A la mort de John, Alice se noie dans le travail et compose un disque sublime, A Monastic Trio, sorte de transcendance de cette douleur sans fin, qu'elle partage avec Pharoah Sanders, Jimmy Garrison et les deux batteurs Ben Riley et Rashied Ali. Elle l'enregistre chez elle, à New York, dans le studio que John avait commencé à créer et qu'elle termine d'aménager. C'est là, puis en Californie, qu'elle produira des oeuvres inédites de Coltrane. Elle enregistrera aussi une série d'albums visionnaires en leader, parfois si psychédéliques - par les sonorités de son orgue Wurlitzer - que des groupes rock comme Radiohead ouvriront leurs concerts, trente années plus tard, par des compositions d'Alice, tel Blue Nile.

De sa maison d'Oxford, Jonny Greenwood, guitariste de Radiohead, raconte: «On écoute Alice Coltrane en boucle. Dans notre disque Kid A, nous avons repris ses arrangements, utilisant une harpe à la place des guitares. Et, dans l'album Amnesiac, nous avons superposé la version de A Love Supreme faite en 1971 par Alice Coltrane avec son gourou sur la chanson Dollars and Cents.» Alice ne sait pas qui est Radiohead. Pourtant, les membres du groupe savent qui est Swami Satchidananda, son premier gourou, rencontré après la mort de Coltrane. C'est avec lui qu'Alice entreprend le premier de ses voyages en Inde. Elle consacre à cet événement le disque Journey in Satchidananda (1970): «Swami était le seul être, après John, à exprimer un amour universel», dit-elle. Dans son World Galaxy (1971), elle enregistre avec lui cette fameuse version de A Love Supreme, mélange kitsch, mais touchant, d'une narration de son gourou sur des arrangements symphoniques de cordes à la Stravinsky et de mélodies à la Madame Butterfly.

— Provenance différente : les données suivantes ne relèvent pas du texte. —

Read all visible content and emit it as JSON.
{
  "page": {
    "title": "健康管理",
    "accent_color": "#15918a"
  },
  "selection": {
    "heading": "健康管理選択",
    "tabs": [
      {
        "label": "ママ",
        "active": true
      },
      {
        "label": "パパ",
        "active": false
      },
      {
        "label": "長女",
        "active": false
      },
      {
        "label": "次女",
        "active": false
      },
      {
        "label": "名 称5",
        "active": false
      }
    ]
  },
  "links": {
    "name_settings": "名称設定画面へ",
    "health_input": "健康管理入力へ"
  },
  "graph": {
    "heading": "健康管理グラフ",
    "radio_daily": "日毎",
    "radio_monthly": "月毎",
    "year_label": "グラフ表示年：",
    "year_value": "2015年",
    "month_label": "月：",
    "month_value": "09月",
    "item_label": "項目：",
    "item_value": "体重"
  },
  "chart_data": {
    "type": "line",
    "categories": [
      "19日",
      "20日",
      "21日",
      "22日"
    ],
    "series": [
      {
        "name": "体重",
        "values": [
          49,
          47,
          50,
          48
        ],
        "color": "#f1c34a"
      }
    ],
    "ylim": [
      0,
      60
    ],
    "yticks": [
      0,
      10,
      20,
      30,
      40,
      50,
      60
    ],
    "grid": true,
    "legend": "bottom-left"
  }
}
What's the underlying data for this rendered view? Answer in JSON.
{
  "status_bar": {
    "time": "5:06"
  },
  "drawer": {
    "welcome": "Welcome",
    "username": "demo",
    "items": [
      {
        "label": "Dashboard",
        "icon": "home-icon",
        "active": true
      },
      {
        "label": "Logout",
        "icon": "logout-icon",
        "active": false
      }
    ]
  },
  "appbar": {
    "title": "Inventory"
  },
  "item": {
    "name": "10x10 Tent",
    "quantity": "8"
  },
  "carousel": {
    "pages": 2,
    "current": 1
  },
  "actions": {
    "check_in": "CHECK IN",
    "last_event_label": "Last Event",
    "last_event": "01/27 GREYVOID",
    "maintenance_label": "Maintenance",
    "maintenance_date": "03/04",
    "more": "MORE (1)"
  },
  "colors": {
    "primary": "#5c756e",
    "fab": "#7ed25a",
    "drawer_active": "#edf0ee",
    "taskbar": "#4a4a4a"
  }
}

Trente ans plus tard, on rencontre Ravi Coltrane dans l'ashram de sa mère, le Vedanta Center. On l'avait vu quelques jours auparavant en concert à Chicago, improvisant à partir de permutations mathématiques de notes. Là, on le retrouve, habillé de blanc, au milieu des montagnes de Santa Monica, dans un canyon sacré où vivaient les Indiens Chumash. Ravi gravit les marches de l'ashram, un bâtiment perdu au milieu des forêts et des ruisseaux. Les femmes sont assises sur la droite, les hommes sur la gauche, tous en position du lotus. Seule Turiya Sangitananda se distingue, installée au fond de la salle, derrière son orgue. Elle attaque un mantra (chant de prière) sur une gamme pentatonique indienne, que l'auditoire transforme rapidement en un gospel libératoire. Ravi, assis à côté d'Oranyan - qui joue du sax, en duo avec Alice, dans un morceau de Translinear Light - scande chaque mot en sanskrit. En sortant, il remarque notre air étonné: «J'ai grandi au milieu des images de divinités indiennes - Ganesh, Shiva - et des portraits de Satya Sai Baba, l'actuel gourou de ma mère. J'ai appris les mantras et les hymnes, sans que personne m'y oblige. Mais ce n'est pas ma vie. Je respecte la différence et j'aime leurs chants.»

Translinear Light commence par un chant traditionnel (Sita Ram) et se conclut sur un choeur de voix enregistrées dans l'ashram (Satya Sai Isha). Pour Alice, ces morceaux étaient essentiels: «Ce disque montre que mon passé et mon présent sont reliés. Je n'ai jamais oublié les orgues d'église, le be-bop et le reste. Mais je voulais évoluer, utiliser le son comme un vecteur pour aller plus loin. La musique est un excellent instrument de méditation. Notre esprit est perpétuellement occupé, traversé de vagues de pensées, sollicité par les bruits, les mots, les angoisses, les désirs. Lorsque nous nous concentrons, que nous focalisons notre attention sur un morceau, comme sur un mandala, notre esprit se calme, devient silencieux, laissant la place au vide. Le vide fait peur, je sais. Il peut générer la panique. Mais il faut en passer par là pour commencer à voir, pour tracer cette ligne droite qui mène à l'essentiel, à la lumière: à la connaissance de nous-mêmes et de ce qui nous entoure.»